Jean-Luc Collignon

Jean-Luc Collignon

Saint-Thierry : un porche d'église pourquoi y faire?

Le porche de l'ancienne église abbatiale de Saint-Thierry

Saint-Thierry est un village marnais situé au cœur du massif qui porte son nom. La forêt couronne son sommet qui, au gré des trouées, offre une vue sur les vallées de la Vesle et de l'Aisne. Plus bas, sur les coteaux ensoleillés, la vigne prospère et produit un champagne de renommée internationale.

Saint-Thierry, c'est aussi son monastère occupé par une communauté de bénédictines, qui, depuis 1968, accueille pèlerins, visiteurs, hôtes en quête de spiritualité.

Les bâtiments actuels ne sont plus que l'ombre de l'ensemble architectural du monastère originel, «l'un des plus complets que possédait la France...et qui fut détruit froidement et de propos délibéré par un acte de vandalisme inconcevable, dont la pleine responsabilité incombe à l'archevêque de Reims de l'époque, Mgr De la Roche Aymon, et à un coadjuteur et successeur, Mgr de Talleyrand - Périgord, l'oncle du futur évêque d'Autun, qui devait être ministre de l'Empire et de la Restauration...» (1).

C'est ainsi qu'en 1778 «malgré les protestations indignées, mais impuissantes des habitants de Saint-Thierry, l'église abbatiale et les bâtiments claustraux étaient livrés à la pioche des démolisseurs.»

Le ton est donné, cet archevêque, qui n'a pas eu que des amis de son vivant, fut encore contesté après sa mort. Son somptueux «palais de plaisance» ne lui profita guère qu'une dizaine d'années puisqu'en 1791, les révolutionnaires lui confisquent et le déclarent bien national.
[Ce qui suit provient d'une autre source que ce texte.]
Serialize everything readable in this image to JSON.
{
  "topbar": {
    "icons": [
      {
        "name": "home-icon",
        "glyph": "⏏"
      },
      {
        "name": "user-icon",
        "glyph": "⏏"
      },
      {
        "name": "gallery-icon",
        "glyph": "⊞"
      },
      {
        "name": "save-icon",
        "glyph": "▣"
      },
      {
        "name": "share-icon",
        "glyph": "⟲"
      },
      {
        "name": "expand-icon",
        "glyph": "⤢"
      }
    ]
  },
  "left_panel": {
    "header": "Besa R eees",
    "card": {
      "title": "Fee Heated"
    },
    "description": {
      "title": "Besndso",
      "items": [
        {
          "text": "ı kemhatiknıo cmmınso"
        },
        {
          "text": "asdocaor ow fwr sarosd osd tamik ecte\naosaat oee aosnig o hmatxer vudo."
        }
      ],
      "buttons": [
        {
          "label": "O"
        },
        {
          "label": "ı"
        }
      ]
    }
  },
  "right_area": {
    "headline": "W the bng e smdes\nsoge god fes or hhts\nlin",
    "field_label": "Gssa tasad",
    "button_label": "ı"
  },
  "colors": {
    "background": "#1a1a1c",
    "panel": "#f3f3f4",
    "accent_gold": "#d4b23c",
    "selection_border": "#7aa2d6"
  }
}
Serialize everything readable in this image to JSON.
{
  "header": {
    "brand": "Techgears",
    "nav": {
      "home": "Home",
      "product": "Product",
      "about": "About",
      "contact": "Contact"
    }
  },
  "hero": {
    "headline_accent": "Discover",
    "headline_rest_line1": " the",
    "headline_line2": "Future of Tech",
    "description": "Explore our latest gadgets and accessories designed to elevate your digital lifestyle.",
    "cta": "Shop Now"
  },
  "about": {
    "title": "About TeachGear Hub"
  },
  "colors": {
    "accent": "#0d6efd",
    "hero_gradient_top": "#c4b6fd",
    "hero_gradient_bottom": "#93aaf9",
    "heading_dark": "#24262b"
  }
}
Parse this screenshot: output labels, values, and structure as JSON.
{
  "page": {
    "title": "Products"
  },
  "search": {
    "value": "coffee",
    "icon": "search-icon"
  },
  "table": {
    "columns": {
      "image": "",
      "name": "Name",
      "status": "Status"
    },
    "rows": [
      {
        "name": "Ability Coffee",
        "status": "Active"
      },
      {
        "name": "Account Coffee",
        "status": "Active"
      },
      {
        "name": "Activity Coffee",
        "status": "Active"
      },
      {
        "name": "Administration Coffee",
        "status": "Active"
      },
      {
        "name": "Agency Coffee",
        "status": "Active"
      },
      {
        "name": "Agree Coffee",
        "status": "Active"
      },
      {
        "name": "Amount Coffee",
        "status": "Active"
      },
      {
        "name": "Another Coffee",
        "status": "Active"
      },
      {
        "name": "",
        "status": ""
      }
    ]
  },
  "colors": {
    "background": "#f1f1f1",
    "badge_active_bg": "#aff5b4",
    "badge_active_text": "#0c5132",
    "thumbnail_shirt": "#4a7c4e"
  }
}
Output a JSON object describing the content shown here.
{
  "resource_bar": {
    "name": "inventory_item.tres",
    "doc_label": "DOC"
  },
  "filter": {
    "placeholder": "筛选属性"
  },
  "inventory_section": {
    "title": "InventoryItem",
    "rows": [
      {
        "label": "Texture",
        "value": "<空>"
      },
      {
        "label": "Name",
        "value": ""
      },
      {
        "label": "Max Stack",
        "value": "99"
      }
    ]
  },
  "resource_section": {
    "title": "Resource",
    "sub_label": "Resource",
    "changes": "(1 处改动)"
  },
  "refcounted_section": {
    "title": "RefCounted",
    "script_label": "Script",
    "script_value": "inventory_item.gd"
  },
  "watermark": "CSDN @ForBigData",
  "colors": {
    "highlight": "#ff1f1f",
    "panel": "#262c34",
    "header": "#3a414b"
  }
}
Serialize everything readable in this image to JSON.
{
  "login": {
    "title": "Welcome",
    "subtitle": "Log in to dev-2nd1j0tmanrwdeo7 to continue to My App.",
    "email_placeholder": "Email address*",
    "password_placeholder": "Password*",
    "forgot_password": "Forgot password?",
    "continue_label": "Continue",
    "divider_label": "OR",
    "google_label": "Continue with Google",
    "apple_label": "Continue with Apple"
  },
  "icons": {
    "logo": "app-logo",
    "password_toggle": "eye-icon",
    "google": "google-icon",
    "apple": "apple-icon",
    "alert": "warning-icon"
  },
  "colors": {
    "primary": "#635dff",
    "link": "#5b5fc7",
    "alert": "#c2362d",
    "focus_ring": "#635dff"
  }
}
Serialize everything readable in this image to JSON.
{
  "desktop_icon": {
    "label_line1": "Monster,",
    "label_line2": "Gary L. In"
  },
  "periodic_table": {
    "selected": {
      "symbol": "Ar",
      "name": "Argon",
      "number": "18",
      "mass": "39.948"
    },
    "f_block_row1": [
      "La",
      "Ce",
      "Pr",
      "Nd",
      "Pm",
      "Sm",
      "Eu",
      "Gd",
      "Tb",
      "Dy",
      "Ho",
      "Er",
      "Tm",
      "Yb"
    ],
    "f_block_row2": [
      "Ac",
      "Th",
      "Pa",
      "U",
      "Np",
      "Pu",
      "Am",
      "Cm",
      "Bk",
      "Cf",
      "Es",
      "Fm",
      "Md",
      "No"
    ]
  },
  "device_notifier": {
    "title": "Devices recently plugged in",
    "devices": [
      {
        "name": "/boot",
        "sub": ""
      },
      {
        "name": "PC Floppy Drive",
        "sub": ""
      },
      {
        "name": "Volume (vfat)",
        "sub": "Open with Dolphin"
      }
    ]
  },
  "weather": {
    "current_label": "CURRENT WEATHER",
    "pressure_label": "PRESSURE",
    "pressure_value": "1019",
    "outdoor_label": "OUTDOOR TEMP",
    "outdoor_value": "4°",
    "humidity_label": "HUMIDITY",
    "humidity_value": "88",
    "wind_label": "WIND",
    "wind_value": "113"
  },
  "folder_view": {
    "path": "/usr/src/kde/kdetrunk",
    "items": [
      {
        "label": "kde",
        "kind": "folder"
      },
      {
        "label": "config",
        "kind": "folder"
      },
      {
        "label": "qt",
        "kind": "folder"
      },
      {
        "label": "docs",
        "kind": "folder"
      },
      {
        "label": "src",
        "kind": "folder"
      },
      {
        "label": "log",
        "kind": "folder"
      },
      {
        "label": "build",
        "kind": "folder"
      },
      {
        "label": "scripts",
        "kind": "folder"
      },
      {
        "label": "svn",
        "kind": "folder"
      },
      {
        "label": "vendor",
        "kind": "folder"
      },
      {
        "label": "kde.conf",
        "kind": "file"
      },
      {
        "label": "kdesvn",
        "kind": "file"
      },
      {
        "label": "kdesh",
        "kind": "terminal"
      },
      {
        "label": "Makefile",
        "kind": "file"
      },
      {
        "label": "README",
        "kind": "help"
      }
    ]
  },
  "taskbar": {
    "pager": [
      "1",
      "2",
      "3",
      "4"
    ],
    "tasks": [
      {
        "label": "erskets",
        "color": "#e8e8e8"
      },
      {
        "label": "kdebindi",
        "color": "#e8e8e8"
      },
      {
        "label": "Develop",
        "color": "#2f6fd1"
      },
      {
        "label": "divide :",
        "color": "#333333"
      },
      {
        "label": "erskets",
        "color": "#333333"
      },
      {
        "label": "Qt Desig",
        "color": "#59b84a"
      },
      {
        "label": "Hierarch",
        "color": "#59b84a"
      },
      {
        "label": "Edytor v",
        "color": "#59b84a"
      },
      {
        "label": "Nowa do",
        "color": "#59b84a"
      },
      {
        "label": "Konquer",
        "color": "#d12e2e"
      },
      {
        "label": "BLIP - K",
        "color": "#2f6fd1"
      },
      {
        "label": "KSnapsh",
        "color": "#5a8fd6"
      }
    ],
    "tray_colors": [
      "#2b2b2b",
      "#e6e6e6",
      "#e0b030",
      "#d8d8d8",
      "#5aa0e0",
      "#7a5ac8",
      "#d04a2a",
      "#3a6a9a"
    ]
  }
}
Le domaine passe alors entre les mains de plusieurs acquéreurs qui démolissent les bâtiments pour tirer profit de la vente des pierres.

L'époque glorieuse du monastère est définitivement révolue. Il avait été le premier établissement conventuel du grand diocèse de Reims lorsque Thierry (Théodoric), le disciple et ami de saint Remi, l'avait fondé au VIème siècle.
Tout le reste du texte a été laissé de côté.